The nephritic type of heart comes as a result of kidney disease. It results in holding back in the blood poisonous waste products which should pass out in the urine. Those poisons as they circulate in the blood stimulate the blood vessels to contract and this spasm produces high blood pressure. The two main causes of high blood pressure are arterio-sclerosis and kidney trouble. In chronic kidney trouble heart failure comes in about eighteen months from the patient’s earliest complaint, making this the worse type of heart disease we have. The treatment of all types of heart disease is rest, plus some measures which empty out the dropsical fluid from the tissues. It is really miraculous what rest can do, without other aid, after compensation has failed.
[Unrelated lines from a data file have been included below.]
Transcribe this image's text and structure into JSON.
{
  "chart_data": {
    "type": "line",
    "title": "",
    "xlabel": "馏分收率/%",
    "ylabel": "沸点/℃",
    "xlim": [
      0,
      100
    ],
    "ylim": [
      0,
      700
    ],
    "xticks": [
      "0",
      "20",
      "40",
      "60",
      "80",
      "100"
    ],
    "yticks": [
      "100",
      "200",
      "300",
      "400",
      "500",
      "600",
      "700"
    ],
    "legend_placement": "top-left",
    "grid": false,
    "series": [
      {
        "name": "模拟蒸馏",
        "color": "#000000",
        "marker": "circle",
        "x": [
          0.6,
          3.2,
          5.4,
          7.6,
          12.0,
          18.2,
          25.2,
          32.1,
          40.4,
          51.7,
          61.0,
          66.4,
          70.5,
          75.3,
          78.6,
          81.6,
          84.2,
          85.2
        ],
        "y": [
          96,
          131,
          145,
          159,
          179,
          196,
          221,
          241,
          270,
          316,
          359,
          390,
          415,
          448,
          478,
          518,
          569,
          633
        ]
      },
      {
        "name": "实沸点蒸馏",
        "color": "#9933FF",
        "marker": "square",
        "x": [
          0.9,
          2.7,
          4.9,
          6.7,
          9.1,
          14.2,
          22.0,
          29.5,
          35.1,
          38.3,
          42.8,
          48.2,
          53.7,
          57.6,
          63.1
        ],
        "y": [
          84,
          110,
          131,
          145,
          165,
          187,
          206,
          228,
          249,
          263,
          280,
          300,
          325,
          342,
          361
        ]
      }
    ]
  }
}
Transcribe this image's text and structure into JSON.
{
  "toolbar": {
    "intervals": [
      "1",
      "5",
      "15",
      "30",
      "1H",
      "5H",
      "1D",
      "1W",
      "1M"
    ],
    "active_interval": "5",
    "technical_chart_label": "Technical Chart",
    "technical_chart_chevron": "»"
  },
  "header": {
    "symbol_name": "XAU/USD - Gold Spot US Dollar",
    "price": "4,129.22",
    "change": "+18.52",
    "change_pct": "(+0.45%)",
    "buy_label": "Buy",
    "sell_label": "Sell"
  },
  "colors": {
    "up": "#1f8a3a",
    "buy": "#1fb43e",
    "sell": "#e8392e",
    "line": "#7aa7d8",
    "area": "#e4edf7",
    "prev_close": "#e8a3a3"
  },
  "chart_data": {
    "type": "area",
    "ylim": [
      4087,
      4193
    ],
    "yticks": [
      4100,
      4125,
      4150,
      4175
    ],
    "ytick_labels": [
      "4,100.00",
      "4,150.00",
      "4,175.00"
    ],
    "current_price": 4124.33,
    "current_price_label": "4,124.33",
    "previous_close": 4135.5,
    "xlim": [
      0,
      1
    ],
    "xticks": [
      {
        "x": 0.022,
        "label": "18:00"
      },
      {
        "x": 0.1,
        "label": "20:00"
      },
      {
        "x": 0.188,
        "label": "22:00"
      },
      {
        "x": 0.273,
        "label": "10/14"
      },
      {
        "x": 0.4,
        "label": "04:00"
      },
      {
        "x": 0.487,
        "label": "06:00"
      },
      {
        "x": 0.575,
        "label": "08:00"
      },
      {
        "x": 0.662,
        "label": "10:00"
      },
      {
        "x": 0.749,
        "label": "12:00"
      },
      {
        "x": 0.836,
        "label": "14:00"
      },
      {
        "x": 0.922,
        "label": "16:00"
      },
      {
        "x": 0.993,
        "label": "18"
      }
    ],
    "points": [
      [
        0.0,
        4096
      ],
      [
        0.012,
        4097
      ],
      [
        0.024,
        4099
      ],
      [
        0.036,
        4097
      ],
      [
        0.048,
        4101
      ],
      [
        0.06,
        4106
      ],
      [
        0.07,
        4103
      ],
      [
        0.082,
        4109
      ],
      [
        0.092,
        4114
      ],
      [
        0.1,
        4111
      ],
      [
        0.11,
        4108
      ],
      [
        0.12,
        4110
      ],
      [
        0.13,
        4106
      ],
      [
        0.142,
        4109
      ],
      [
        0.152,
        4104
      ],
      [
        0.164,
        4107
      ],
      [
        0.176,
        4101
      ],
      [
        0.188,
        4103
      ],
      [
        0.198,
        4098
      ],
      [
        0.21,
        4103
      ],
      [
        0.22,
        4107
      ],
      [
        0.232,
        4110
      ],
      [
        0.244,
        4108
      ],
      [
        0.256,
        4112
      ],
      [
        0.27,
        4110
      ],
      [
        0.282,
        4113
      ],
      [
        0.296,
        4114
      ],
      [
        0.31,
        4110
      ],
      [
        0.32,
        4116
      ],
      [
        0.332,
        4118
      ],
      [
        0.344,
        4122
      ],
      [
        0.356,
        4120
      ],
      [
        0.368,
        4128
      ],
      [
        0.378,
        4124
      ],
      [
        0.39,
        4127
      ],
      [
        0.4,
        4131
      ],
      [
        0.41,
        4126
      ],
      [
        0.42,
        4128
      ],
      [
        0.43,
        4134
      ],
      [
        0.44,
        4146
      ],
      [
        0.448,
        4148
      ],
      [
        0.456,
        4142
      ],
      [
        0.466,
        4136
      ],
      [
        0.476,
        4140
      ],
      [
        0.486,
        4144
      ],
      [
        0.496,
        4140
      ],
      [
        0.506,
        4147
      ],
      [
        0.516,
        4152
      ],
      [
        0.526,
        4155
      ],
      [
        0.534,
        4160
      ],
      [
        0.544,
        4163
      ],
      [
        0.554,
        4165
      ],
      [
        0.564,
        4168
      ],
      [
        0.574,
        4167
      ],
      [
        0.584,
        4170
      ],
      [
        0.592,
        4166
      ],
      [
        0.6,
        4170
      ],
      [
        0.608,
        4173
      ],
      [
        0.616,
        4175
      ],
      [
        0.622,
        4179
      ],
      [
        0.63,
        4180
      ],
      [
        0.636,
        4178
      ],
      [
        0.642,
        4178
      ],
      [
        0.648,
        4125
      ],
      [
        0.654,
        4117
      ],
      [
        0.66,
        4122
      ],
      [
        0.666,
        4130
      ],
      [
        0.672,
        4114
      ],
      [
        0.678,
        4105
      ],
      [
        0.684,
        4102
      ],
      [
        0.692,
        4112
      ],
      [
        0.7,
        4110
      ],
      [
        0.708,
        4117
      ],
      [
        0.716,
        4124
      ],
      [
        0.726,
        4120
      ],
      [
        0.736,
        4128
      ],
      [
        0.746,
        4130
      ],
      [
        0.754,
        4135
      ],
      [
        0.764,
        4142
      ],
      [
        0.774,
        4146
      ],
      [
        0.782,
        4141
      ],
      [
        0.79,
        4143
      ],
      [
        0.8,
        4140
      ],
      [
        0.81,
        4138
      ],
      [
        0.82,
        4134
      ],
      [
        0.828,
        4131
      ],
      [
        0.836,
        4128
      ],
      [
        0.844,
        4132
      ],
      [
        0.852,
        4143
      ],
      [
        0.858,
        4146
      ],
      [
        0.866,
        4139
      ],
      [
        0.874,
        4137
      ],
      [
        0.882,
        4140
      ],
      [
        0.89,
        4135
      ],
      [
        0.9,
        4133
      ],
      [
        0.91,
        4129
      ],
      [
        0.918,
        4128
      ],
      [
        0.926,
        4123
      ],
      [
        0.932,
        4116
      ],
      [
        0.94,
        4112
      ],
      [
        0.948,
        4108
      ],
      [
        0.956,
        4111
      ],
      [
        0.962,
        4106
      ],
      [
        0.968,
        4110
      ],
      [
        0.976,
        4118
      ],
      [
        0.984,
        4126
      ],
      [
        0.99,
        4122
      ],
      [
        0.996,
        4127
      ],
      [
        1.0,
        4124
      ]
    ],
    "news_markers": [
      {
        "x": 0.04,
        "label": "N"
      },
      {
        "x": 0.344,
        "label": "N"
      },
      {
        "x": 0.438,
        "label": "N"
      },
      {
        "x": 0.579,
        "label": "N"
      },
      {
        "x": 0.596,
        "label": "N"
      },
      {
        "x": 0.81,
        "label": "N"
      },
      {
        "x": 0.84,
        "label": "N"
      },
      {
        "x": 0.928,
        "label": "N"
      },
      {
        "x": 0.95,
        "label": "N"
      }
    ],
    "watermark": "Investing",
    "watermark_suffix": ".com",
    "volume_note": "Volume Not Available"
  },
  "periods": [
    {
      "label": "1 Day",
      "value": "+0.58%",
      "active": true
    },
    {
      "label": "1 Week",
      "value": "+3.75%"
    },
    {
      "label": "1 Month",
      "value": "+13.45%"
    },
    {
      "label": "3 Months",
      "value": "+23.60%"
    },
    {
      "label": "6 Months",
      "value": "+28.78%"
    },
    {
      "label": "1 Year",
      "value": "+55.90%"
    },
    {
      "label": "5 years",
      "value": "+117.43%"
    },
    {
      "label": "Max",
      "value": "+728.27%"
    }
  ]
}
A person who has seemed at death’s door may recover and live for many years provided he can rest with no exercise that produces shortness of breath.

Merely because a person has high blood pressure is no reason to fear a blood vessel will break for in fact it seldom does. High blood pressure does not necessarily mean anything serious, although arterio-sclerosis of the brain is the usual cause of apoplexy or cerebral hemorrhage (a “stroke”). In the brain arteriosclerosis may lead to chronic insanity in a form that may be almost indistinguishable from paresis (incomplete paralysis with dementia). Prognosis of arterio-sclerosis (prediction as to the termination) is very difficult to state. On the whole people usually get too much worried about it. With the syphilitic taint, which with one exception makes the worst prognosis, the diagnosis rests largely on the Wassermann blood test (the standard test for the syphilitic taint).